Self-Service and Automation
DevOps teams love the idea of delivering infrastructure-as-code — it frees them from the wait times that are associated with submitting support tickets to network teams that are already stretched thin. It is no surprise that lines of business that are measured by their ability to roll out revenue-generating applications prefer cloud applications that enable them to easily deliver associated services. Software-defined load balancing with application program interface (API)-driven functionality is bringing these capabilities to data center applications. The added advantage is that app teams can spin up their own load balancers in test environments and carry forward the application to production with a consistent application services architecture.
Without the dependency on dedicated hardware for load balancing services and without the constraint of consolidating the services of multiple apps or tenants into appliances, enterprises can deliver unique application services on a per-app basis. This eliminates the need to purchase and configure load balancers based on the neediest application configured on the appliance and the typical cost overruns associated with the approach. Other advantages of the per-app model include natural isolation of applications, better uptime and availability, and scalability.
Load balancers should mimic the dynamic nature of modern applications where servers can be spun up or down and IP addresses are often ephemeral. A central orchestration point with oversight of the distributed load balancing fabric combined with automation driven by real time telemetry from the fabric, can ensure that load balancers are always configured correctly and new virtual services are easily added where needed. Administrators can get complete visibility to all VIPs configured and other application dependencies.
For a long time, the needs of traditional applications dictated the approach that enterprises chose for scaling application services. With monolithic or n-tier applications front ended by load balancers, the focus was on scaling up services by upgrading to appliances that could deliver bigger and better throughputs or transactions per second. On the other hand, web-scale architectures enable an approach to elasticity that involves horizontal scale out of services, which is better for cloud-native and microservices-based applications with vast amounts of east-west traffic. Application services can be spun up just-in-time based on real-time traffic patterns and scaled back down when traffic recedes.
According to the Rightscale 2017 State of the Cloud Report, 95 percent of enterprises are using the cloud with 67 percent of enterprises investing in hybrid cloud technologies. Increasingly, IT executives want to make technology decisions that enable them to be location and infrastructure-agnostic. Web-scale approaches for application services can drive uniformity of deployment architecture across multiple cloud environments while still delivering centralized management of services.

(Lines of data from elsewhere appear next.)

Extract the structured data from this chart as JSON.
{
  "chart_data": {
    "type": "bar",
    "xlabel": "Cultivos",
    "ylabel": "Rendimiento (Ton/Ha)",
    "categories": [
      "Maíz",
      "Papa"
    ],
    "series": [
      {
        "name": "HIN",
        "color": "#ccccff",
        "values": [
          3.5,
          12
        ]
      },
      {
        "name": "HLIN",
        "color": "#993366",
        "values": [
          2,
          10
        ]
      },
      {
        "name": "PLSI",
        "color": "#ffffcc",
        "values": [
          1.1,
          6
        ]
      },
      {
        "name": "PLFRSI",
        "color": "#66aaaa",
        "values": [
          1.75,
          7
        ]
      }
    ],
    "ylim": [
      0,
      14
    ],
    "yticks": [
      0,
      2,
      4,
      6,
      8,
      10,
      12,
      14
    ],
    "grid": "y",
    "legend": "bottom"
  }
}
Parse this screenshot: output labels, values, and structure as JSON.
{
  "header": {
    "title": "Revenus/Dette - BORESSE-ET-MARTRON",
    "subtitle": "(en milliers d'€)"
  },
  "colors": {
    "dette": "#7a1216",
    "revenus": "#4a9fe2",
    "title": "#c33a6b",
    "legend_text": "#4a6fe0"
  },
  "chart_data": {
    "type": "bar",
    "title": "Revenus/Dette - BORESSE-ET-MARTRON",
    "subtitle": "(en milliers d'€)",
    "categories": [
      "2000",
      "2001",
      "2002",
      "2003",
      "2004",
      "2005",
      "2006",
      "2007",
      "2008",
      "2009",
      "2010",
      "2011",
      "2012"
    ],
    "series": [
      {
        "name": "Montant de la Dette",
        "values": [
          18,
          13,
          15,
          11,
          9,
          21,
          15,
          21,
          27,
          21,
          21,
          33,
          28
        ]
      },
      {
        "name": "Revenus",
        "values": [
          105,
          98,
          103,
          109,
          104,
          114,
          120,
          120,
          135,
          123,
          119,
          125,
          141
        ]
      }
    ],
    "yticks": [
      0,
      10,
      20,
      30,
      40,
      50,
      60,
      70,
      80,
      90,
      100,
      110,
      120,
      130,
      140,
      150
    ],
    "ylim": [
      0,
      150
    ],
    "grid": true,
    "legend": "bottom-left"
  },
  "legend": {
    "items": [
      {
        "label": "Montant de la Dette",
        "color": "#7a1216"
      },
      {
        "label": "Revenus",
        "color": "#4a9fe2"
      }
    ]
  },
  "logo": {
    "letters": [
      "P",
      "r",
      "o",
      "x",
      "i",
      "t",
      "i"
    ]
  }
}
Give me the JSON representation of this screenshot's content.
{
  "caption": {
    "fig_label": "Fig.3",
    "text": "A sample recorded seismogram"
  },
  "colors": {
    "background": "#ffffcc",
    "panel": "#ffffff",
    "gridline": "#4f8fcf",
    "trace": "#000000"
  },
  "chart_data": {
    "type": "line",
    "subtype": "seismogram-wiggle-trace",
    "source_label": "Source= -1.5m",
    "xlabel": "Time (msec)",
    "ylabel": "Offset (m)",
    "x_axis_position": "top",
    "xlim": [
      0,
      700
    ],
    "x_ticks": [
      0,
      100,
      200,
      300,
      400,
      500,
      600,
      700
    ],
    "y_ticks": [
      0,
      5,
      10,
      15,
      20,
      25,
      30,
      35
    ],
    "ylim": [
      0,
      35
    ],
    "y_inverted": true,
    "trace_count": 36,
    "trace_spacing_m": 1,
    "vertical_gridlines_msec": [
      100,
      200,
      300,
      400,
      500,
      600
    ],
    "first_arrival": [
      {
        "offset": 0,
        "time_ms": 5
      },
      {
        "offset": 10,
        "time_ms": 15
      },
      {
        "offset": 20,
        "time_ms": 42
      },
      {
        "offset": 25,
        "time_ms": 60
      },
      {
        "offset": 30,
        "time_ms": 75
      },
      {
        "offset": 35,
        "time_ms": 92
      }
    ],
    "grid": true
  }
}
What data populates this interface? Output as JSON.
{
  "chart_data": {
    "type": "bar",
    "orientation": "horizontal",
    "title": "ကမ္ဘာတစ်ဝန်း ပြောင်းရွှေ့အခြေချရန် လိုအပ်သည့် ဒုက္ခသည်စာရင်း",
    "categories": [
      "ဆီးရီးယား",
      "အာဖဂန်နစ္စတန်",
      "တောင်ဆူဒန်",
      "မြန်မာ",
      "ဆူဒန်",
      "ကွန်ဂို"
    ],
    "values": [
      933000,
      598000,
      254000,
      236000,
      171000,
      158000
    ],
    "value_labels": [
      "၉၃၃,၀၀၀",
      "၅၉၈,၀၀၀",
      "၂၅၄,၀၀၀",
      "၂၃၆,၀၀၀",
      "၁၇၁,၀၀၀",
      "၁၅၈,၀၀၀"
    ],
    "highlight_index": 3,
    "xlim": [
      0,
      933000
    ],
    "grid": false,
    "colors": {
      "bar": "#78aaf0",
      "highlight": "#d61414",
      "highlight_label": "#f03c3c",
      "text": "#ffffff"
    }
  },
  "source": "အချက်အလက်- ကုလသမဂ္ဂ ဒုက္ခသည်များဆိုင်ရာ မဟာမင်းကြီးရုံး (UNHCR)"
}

Application Performance and Monitoring
One of the biggest benefits that can be gained by web-scale architectures for load balancers is to take full advantage of the important position of load balancers in the network. With a distributed fabric of load balancers that are centrally controlled, it is possible to collect real-time application traffic data using telemetry from each load balancer that can be analyzed and from which application insights can be derived. Such insights including transaction round trip times, security data (TLS version, ciphers used etc.), location and devices of end users, and application data accessed can reduce troubleshooting times for common application failures.
The maturing of web-scale capabilities and the corresponding evolution of application architectures represents the best opportunity to provide dynamic and granular application services that match the needs of modern applications. Enterprises would do well to challenge the status quo and risk-aversion tendencies to try out new and better application delivery approaches that can ensure preparation for the coming wave of cloud-native applications. After all, web-scale application service architectures have satisfied the requirements in the toughest proving grounds and now are ready for broader enterprise adoption.